Considering this, I have implemented a new model: in a standard occupancy model, we assume that any number of detections (Y_{ij} > 0) guarantees a confirmed presence. Instead, we can model the number of reads required for a confirmed presence using a negative binomial model of the reads from unused combinations, and marginalise over all plausible outcomes. This model gives much more sensible results when run on real data, and I think makes intuitive sense - we cannot be confident a taxon is present until it is higher than some threshold number of reads we see as noise in the data.

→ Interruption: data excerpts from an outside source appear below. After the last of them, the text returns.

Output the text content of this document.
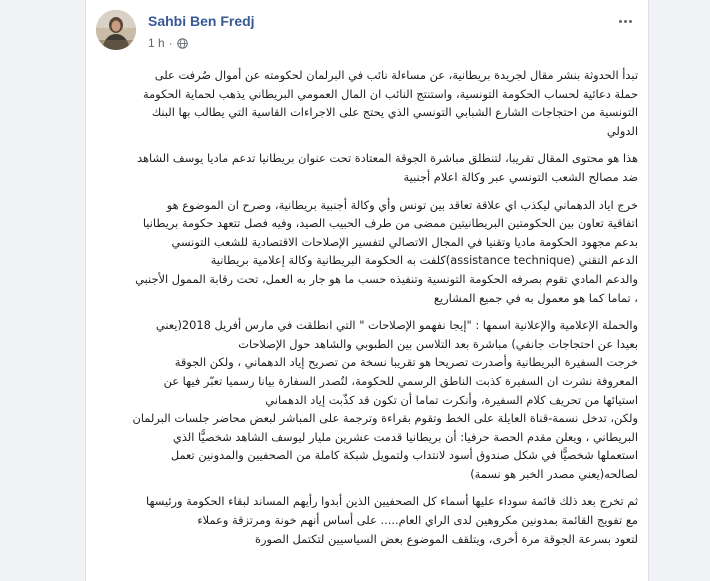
Sahbi Ben Fredj
1 h ·
تبدأ الحدوثة بنشر مقال لجريدة بريطانية، عن مساءلة نائب في البرلمان لحكومته عن أموال صُرفت على
حملة دعائية لحساب الحكومة التونسية، واستنتج النائب ان المال العمومي البريطاني يذهب لحماية الحكومة
التونسية من احتجاجات الشارع الشبابي التونسي الذي يحتج على الاجراءات القاسية التي يطالب بها البنك
الدولي
هذا هو محتوى المقال تقريبا، لتنطلق مباشرة الجوقة المعتادة تحت عنوان بريطانيا تدعم ماديا يوسف الشاهد
ضد مصالح الشعب التونسي عبر وكالة اعلام أجنبية
خرج اياد الدهماني ليكذب اي علاقة تعاقد بين تونس وأي وكالة أجنبية بريطانية، وصرح ان الموضوع هو
اتفاقية تعاون بين الحكومتين البريطانيتين ممضى من طرف الحبيب الصيد، وفيه فصل تتعهد حكومة بريطانيا
بدعم مجهود الحكومة ماديا وتقنيا في المجال الاتصالي لتفسير الإصلاحات الاقتصادية للشعب التونسي
الدعم التقني (assistance technique)كلفت به الحكومة البريطانية وكالة إعلامية بريطانية
والدعم المادي تقوم بصرفه الحكومة التونسية وتنفيذه حسب ما هو جار به العمل، تحت رقابة الممول الأجنبي
، تماما كما هو معمول به في جميع المشاريع
والحملة الإعلامية والإعلانية اسمها : "إيجا نفهمو الإصلاحات " التي انطلقت في مارس أفريل 2018(يعني
بعيدا عن احتجاجات جانفي) مباشرة بعد التلاسن بين الطبوبي والشاهد حول الإصلاحات
خرجت السفيرة البريطانية وأصدرت تصريحا هو تقريبا نسخة من تصريح إياد الدهماني ، ولكن الجوقة
المعروفة نشرت ان السفيرة كذبت الناطق الرسمي للحكومة، لتُصدر السفارة بيانا رسميا تعبّر فيها عن
استيائها من تحريف كلام السفيرة، وأنكرت تماما أن تكون قد كذّبت إياد الدهماني
ولكن، تدخل نسمة-قناة العايلة على الخط وتقوم بقراءة وترجمة على المباشر لبعض محاضر جلسات البرلمان
البريطاني ، ويعلن مقدم الحصة حرفيا: أن بريطانيا قدمت عشرين مليار ليوسف الشاهد شخصيًّا الذي
استعملها شخصيًّا في شكل صندوق أسود لانتداب ولتمويل شبكة كاملة من الصحفيين والمدونين تعمل
لصالحه(يعني مصدر الخبر هو نسمة)
ثم تخرج بعد ذلك قائمة سوداء عليها أسماء كل الصحفيين الذين أبدوا رأيهم المساند لبقاء الحكومة ورئيسها
مع تفويج القائمة بمدونين مكروهين لدى الراي العام..... على أساس أنهم خونة ومرتزقة وعملاء
لتعود بسرعة الجوقة مرة أخرى، ويتلقف الموضوع بعض السياسيين لتكتمل الصورة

The question I have now is how to extend this model to two layers of occupancy. In my original (no false detection) model, samples are clustered within sites, and the predictors for occupancy at the site level differ from those at the within site level. The likelihood looks like the following, where Q_{ijk} is 1 if any sample at a site is occupied and 0 otherwise:

[y_{ijk} \mid \psi_{ij}, \theta_{ijk}] = \begin{cases} \psi_{ij} \left( \prod_{k = 1}^{K} \theta_{ijk}[y_{ijk} \mid p_{ijk}, u_{ijk} = 1] + \\(1 - \theta_{ijk})I(R_{ijk} = 0) \right)&\text{if } Q_{ijk} = 1 &\\ \psi_{ij} \left( \prod_{k = 1}^{K} \theta_{ijk}[y_{ijk} \mid p_{ijk}, u_{ijk} = 1] + \\(1 - \theta_{ijk}) \right) + (1 - \psi_{ij}) &\text{if } Q_{ijk} = 0 \end{cases}

However, I’m not quite sure how to work the marginalisation. There seem to be three possibilities:

  1. Marginalise for each sample individually, and then use only the likelihood for Q = 0. I tested this first and it does not fit well.
  2. Marginalise over the whole likelihood, using a single loop over all samples.
  3. Marginalise over the whole likelihood, but each sample is marginalised individually and thus we consider all possible combinations of the threshold across each set of samples.

I think 2 would be workable, if slow, but three obviously would be intractable (some sites have 45 samples). My intuition varies a little depending on the moment, but my suspicion is that 3) is probably correct, given that the samples are independent within sites?